How much do collections of allocated objects cost?
Introduction
In my recent comment on StackOverflow I have said that using a vector of vectors is: a) slow, b) uses more memory than needed, and c) puts much more stress on garbage collection. Having read it one of my students asked me to expand on this issue. In this post I want to give you some examples that were designed to clarify this issue.
The post was tested under Julia 1.6.1 on Linux with a machine having 16 GB of RAM (the last point affects the frequency of triggering GC).
In the post we will compare the same operations for vector of vectors and vector of tuples defined using the following functions:
test1(n) =[rand(2) for _ in 1:n]
test2(n) =[(rand(), rand()) for _ in 1:n]
The difference is that test1
creates a vector of references to dynamically
allocated objects, while in test2
the tuples are stored directly in the vector.
Let us test all three claims. In the comparisons I use a fresh session in each code block (as the examples given use a lot of memory). This means that the timings will include compilation time, but the size of the computations is large enough so that this is relatively negligible.
Examples
Start with a vector of vectors:
julia> test1(n) =[rand(2) for _ in 1:n]
test1 (generic function with 1 method)
julia> @time t1 = test1(10^8);
21.907014 seconds (100.00 M allocations: 9.686 GiB, 67.93% gc time)
julia> @time sum(x -> x[1], t1);
0.768779 seconds (179.18 k allocations: 11.105 MiB, 7.44% compilation time)
julia> @time Base.summarysize(test1(10^7))
262.832256 seconds (50.06 M allocations: 2.864 GiB, 4.58% gc time, 0.02% compilation time)
640000040
julia> @time GC.gc()
4.631474 seconds (100.00% gc time)
julia> @time GC.gc()
2.647404 seconds (100.00% gc time)
julia> @time GC.gc(false)
0.004821 seconds (99.89% gc time)
julia> @time GC.gc(false)
0.005526 seconds (99.89% gc time)
And now vector of tuples (fresh Julia session):
julia> test2(n) =[(rand(), rand()) for _ in 1:n]

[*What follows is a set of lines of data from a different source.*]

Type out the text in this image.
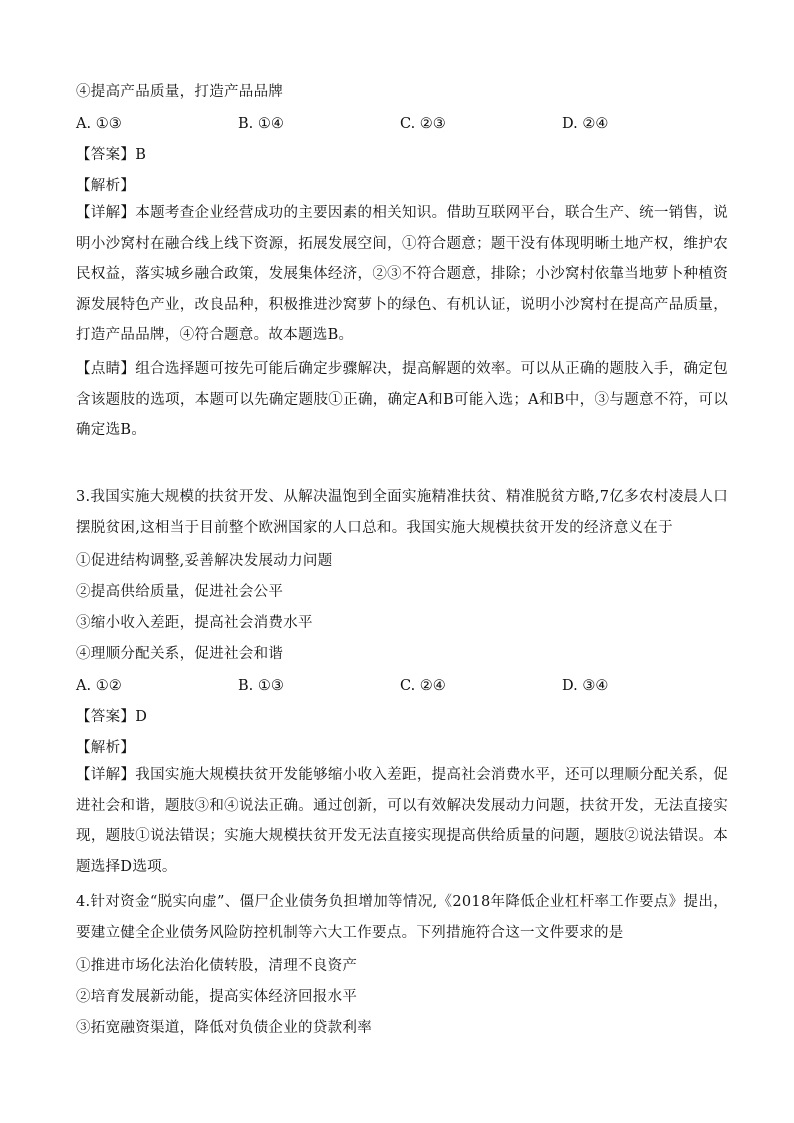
④提高产品质量，打造产品品牌
A. ①③	B. ①④	C. ②③	D. ②④
【答案】B
【解析】
【详解】本题考查企业经营成功的主要因素的相关知识。借助互联网平台，联合生产、统一销售，说明小沙窝村在融合线上线下资源，拓展发展空间，①符合题意；题干没有体现明晰土地产权，维护农民权益，落实城乡融合政策，发展集体经济，②③不符合题意，排除；小沙窝村依靠当地萝卜种植资源发展特色产业，改良品种，积极推进沙窝萝卜的绿色、有机认证，说明小沙窝村在提高产品质量，打造产品品牌，④符合题意。故本题选B。
【点睛】组合选择题可按先可能后确定步骤解决，提高解题的效率。可以从正确的题肢入手，确定包含该题肢的选项，本题可以先确定题肢①正确，确定A和B可能入选；A和B中，③与题意不符，可以确定选B。
3.我国实施大规模的扶贫开发、从解决温饱到全面实施精准扶贫、精准脱贫方略,7亿多农村凌晨人口摆脱贫困,这相当于目前整个欧洲国家的人口总和。我国实施大规模扶贫开发的经济意义在于
①促进结构调整,妥善解决发展动力问题
②提高供给质量，促进社会公平
③缩小收入差距，提高社会消费水平
④理顺分配关系，促进社会和谐
A. ①②	B. ①③	C. ②④	D. ③④
【答案】D
【解析】
【详解】我国实施大规模扶贫开发能够缩小收入差距，提高社会消费水平，还可以理顺分配关系，促进社会和谐，题肢③和④说法正确。通过创新，可以有效解决发展动力问题，扶贫开发，无法直接实现，题肢①说法错误；实施大规模扶贫开发无法直接实现提高供给质量的问题，题肢②说法错误。本题选择D选项。
4.针对资金“脱实向虚”、僵尸企业债务负担增加等情况,《2018年降低企业杠杆率工作要点》提出，要建立健全企业债务风险防控机制等六大工作要点。下列措施符合这一文件要求的是
①推进市场化法治化债转股，清理不良资产
②培育发展新动能，提高实体经济回报水平
③拓宽融资渠道，降低对负债企业的贷款利率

test2 (generic function with 1 method)
julia> @time t2 = test2(10^8);
1.458052 seconds (25 allocations: 1.490 GiB, 0.36% gc time)

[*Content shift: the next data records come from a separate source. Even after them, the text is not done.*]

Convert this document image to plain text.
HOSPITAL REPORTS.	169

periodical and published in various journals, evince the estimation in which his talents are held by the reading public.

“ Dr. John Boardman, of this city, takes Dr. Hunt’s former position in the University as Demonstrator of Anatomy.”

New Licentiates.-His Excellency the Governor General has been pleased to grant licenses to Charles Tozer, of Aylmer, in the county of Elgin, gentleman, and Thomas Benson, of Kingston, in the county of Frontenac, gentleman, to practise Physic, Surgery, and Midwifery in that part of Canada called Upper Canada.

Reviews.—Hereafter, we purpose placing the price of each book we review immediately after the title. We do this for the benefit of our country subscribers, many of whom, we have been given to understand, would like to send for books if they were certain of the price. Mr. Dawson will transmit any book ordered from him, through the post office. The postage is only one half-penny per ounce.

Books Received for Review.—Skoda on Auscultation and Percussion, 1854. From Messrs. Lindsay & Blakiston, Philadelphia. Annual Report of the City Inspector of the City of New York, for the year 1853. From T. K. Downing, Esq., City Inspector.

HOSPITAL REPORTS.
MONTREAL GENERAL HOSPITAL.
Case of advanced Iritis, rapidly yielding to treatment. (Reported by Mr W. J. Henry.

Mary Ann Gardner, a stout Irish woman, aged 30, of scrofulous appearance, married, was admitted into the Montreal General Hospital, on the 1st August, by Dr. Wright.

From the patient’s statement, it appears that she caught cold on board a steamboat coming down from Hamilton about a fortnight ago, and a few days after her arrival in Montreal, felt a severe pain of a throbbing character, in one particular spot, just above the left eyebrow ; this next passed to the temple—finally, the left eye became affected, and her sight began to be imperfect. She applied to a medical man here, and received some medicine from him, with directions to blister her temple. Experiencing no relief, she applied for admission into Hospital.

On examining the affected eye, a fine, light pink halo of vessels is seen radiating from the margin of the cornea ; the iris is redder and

julia> @time sum(x -> x[1], t2);
0.164072 seconds (178.23 k allocations: 11.036 MiB, 35.07% compilation time)
julia> @time Base.summarysize(test2(10^7))
0.190496 seconds (24.27 k allocations: 153.937 MiB, 3.25% gc time, 17.60% compilation time)
160000040
julia> @time GC.gc()
0.070696 seconds (99.99% gc time)
julia> @time GC.gc()
0.102222 seconds (99.99% gc time)
julia> @time GC.gc(false)
0.000517 seconds (99.13% gc time)
julia> @time GC.gc(false)
0.000523 seconds (98.97% gc time)
As you can see:
- creation of vector of vectors is much slower; in particular a lot of small allocations happens (which is expensive) and in total also more memory is allocated.

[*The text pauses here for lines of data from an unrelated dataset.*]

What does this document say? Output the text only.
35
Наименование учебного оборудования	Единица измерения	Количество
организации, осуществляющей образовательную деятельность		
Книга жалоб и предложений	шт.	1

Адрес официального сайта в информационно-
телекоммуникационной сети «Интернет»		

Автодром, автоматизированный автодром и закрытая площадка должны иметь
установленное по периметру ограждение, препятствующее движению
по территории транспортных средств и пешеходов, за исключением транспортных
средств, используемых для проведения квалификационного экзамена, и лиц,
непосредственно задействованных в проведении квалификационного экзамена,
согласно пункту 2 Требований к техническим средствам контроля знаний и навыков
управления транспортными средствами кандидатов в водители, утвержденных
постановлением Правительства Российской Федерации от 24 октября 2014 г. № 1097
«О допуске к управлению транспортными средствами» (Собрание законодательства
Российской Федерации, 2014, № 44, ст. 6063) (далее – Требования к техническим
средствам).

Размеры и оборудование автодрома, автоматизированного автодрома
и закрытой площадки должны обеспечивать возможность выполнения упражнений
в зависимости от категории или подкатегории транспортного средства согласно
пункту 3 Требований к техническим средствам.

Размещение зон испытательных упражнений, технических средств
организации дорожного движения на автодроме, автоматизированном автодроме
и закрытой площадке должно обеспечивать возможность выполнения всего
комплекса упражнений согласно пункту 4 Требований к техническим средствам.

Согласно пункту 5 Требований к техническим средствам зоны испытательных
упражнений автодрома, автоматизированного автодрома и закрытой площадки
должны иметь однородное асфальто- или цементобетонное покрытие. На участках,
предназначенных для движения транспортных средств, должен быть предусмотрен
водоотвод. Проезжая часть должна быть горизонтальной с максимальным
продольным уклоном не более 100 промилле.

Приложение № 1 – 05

- a simple aggregation with
sum
is also slower because for vector of vectors we have to go through references to objects (which takes time) which also means that this is less CPU cache friendly. - With
Base.summarysize
we can check that using vectors also uses up much more memory; also as a side issue we learn that functions likeBase.summarysize
which traverse the tree of object references are much, much slower for a vector of vectors. - Finally both full sweep
GC.gc()
and incremental sweepGC.gc(false)
are slower with vector of vectors; this is especially visible for full sweep case (fortunately it is triggered less often in normal usage). The important thing to note here is that for garbage collection time to be affected it is enough that the vector of vectors is somewhere in the memory; it does not have to be used in some operation you do.
Conclusions
The conclusion is something that seasoned Julia developers know very well: avoid having many small allocated objects in your Julia programs. Having read this post I hope you now have a better understanding what aspects of the performance of your code can be affected when you have to use such data.
Before I finish let me add that collections of any mutable objects will be
affected by the same issue, and even some special immutable objects (like
String
, or to some extent e.g. Symbol
) can cause issues like presented
in this post.